PARIMO, parimoaktual.com – Puluhan Packing Hause (PH) Durian di Sulawesi Tengah (Sulteng), belum memiliki izin ekspor ke Tiongkok, 11 diantaranya berada di Kabupten Parigi Moutong (Parimo).
Dari total 42 PH di Sulteng, baru tujuh unit yang memiliki izin resmi untuk mengekspor durian ke pasar Tiongkok. Sementara 35 lainnya belum memiliki legalitas ekspor.
Data yang diperoleh Kabarsulteng.id mencatat, dari 35 PH yang belum berizin tersebut, sebanyak 11 unit berada di Kabupaten Parimo.
Secara keseluruhan, Parimo memiliki 14 PH durian. Namun, hanya tiga yang telah memiliki izin ekspor, yakni PT Silvia Amerta Jaya, PT Sentra Pangan Sejahtera, dan PT Herofruit Sumber Sukses.
Terkait hal itu, Kepala Barantin, Abdul Kadir Karding, menegaskan bahwa aktivitas ekspor yang dilakukan oleh rumah kemas tanpa izin resmi, merupakan tindakan ilegal dan dapat dikategorikan sebagai penyelundupan.
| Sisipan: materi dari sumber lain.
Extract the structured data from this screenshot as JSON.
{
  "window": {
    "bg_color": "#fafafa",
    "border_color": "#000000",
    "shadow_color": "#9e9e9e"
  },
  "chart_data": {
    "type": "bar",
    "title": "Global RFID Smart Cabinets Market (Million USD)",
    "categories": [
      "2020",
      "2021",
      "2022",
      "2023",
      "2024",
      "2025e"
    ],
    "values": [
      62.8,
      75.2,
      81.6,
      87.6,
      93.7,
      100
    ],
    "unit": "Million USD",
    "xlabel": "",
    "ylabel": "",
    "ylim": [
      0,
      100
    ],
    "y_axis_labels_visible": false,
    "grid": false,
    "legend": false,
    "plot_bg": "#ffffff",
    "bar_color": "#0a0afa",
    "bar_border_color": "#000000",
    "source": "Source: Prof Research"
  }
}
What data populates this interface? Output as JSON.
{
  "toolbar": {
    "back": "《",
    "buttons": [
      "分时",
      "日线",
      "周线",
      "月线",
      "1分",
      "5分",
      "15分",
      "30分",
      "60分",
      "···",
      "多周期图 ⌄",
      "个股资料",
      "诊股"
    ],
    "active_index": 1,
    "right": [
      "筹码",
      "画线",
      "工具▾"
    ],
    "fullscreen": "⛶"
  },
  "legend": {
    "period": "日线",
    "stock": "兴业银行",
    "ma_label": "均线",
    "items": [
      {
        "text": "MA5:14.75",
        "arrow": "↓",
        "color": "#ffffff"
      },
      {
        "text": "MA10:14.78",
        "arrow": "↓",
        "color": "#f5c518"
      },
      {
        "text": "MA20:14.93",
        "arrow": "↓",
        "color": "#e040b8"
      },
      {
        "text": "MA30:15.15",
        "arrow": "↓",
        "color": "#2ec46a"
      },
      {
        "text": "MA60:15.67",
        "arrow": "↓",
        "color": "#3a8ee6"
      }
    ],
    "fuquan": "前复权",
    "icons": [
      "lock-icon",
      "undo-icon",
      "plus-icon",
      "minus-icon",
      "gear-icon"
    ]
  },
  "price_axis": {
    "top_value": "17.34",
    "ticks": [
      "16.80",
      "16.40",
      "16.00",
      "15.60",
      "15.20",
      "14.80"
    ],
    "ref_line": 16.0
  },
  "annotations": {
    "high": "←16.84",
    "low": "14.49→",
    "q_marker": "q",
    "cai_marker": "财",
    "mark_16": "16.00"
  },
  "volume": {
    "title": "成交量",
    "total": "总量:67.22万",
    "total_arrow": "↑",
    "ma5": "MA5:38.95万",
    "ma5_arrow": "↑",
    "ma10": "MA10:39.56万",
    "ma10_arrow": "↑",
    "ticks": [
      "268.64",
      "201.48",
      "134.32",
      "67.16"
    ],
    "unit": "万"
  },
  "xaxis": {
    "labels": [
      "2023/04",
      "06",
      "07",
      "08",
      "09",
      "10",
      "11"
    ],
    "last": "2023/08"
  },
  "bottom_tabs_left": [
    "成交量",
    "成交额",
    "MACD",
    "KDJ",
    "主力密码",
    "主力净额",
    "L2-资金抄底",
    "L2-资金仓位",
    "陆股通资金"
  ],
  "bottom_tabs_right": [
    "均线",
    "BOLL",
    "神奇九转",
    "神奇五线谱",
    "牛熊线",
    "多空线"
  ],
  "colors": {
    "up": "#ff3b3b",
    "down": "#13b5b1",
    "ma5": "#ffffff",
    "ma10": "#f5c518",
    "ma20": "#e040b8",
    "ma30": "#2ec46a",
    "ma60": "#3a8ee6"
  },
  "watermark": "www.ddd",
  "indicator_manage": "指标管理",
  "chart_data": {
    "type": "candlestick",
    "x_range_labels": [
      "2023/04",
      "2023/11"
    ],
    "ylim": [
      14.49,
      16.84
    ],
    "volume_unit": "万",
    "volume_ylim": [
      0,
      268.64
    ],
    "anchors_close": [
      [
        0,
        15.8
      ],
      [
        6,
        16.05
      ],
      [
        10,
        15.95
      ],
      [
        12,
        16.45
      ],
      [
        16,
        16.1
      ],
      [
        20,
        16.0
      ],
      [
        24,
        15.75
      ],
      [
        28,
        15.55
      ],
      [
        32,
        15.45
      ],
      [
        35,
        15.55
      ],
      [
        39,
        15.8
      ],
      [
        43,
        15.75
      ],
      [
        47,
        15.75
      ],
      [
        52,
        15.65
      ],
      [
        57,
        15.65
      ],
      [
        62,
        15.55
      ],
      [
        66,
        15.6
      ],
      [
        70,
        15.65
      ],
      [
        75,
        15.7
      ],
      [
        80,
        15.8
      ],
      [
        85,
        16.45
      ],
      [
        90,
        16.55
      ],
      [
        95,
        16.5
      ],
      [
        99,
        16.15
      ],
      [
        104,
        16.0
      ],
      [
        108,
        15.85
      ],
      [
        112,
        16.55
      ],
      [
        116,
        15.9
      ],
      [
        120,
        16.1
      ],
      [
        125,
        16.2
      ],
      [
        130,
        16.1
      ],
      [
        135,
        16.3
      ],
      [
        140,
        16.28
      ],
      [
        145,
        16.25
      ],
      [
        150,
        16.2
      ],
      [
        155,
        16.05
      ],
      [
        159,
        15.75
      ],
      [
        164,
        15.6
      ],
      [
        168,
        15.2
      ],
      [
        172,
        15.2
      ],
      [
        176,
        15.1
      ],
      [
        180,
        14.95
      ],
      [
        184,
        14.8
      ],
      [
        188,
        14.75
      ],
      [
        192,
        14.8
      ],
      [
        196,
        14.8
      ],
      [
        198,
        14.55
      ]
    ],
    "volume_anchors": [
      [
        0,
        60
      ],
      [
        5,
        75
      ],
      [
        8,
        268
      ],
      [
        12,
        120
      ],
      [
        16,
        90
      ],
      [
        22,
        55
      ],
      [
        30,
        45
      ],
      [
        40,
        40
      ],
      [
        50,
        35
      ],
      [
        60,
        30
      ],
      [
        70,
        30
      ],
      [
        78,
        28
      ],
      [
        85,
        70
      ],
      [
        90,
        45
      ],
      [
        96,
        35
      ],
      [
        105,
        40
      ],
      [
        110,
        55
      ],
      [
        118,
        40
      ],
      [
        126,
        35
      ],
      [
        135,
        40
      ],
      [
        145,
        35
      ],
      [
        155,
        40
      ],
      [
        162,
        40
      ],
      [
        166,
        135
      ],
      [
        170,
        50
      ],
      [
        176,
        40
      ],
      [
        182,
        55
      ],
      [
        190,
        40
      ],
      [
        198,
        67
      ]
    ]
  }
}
Pernyataan tersebut disampaikan Karding saat mengunjungi PT Sentra Pangan Sejahtera atas undangan Ketua Kadin Parimo, Kamis (28/5/2026).
Menurut Karding, hingga saat ini hanya tujuh rumah kemas durian di Sulteng yang telah memiliki izin ekspor resmi ke Tiongkok.
“Kalau ada PH yang tidak mendapat izin tetapi melakukan ekspor, laporkan ke Barantin. Itu termasuk kategori penyelundupan. Ilegal itu. Lapor saja dan nanti saya dorong pembentukan tim untuk proaktif melakukan penelusuran,” tegasnya.
Ia mengakui kondisi tersebut menjadi tantangan yang harus segera ditangani. Karena itu, Barantin berkomitmen membenahi persoalan perizinan bagi 35 PH yang hingga kini belum memiliki izin ekspor.